The Origin of Wind
Is it possible that wind has an origin? Can a scientist say, “that wind came from umm…over there by that bush.”? I can say that I’m from New Orleans because I was born there. If I were the wind I can’t imagine where I’d say I was from. “Over there”, I’d say with as much conviction as I could muster. But my eyes would betray me.
But now I’m the one sitting here writing this and I know where I was born. And when the wind comes from the northeast for five days at a ferocious pace my eyes look like the wind’s – looking for a new place to be, looking for things misplaced, looking for a steady mind to muss up, looking for whence I’ve come.

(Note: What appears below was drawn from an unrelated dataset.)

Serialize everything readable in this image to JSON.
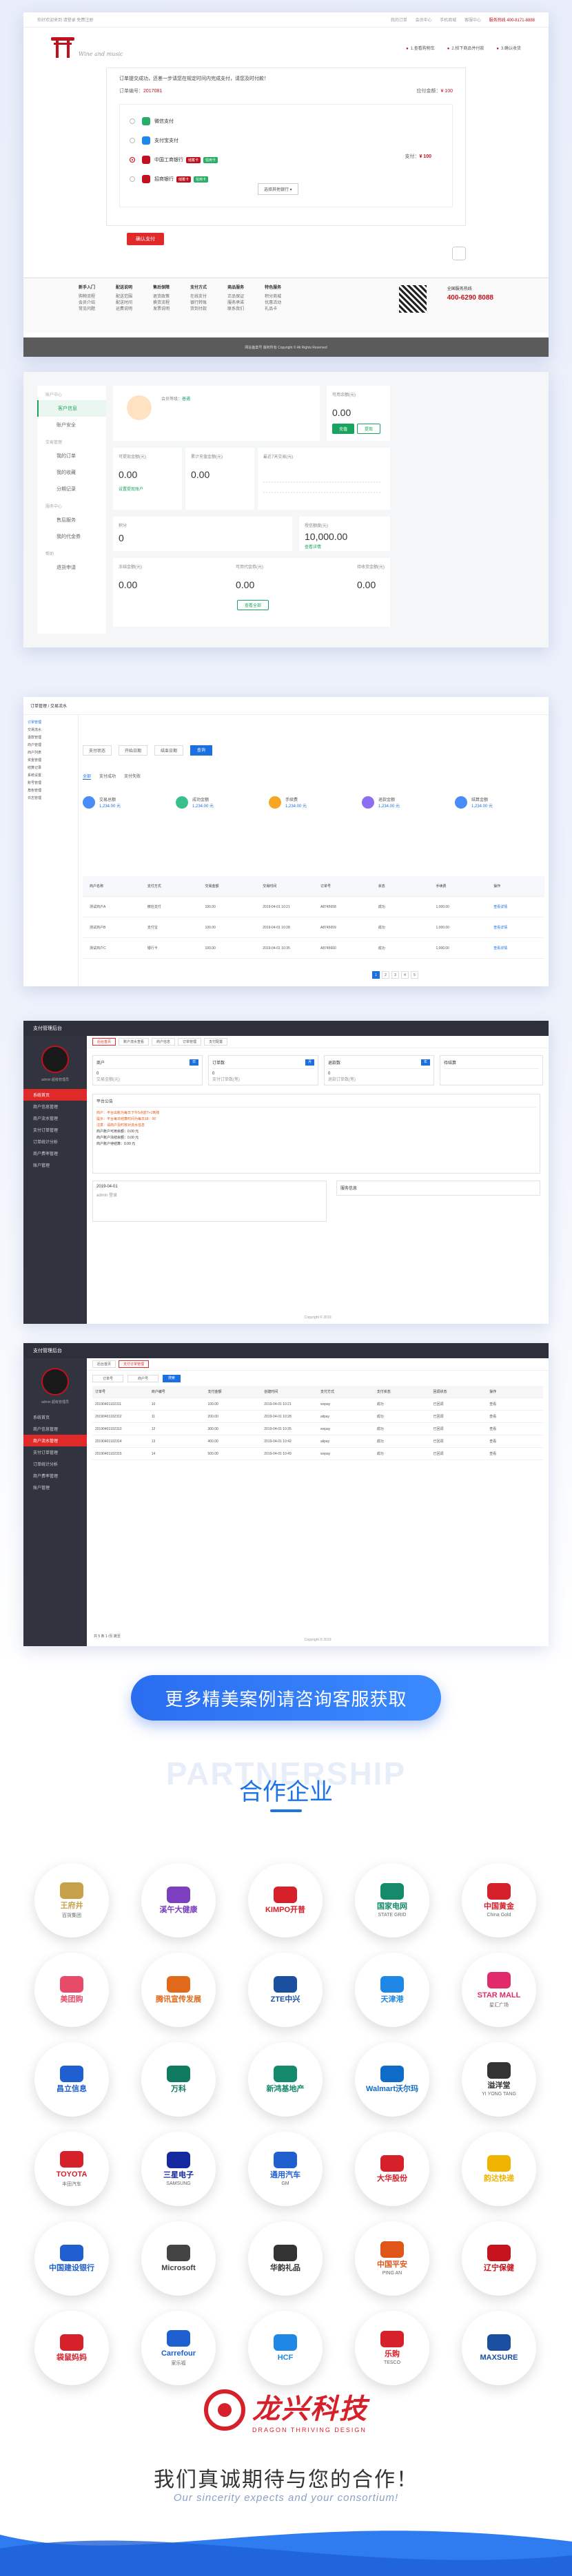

It is curious here in Anglesey that once you’ve driven one mile from the coast the wind has gone again – as still as to bring a pond to a mirror. The recondite force stirs my heart and I want to stay inside and sit there looking at the effects and wonder and ask my partner, “Can you believe this wind?”; only to have her shrug her shoulders because she is from this abstruse land of wind ‘o plenty.
“Is it bothering you, the wind?” she says, and I have no answer. A mountain man once told me that the wind, more than any other factor in the mountains, has been known to drive men mad. So, with eyes spinning, I say “No I just don’t know how it can just keep blowing day after day.” And her settled look defies the wind and I’m left looking out the window for a reprieve.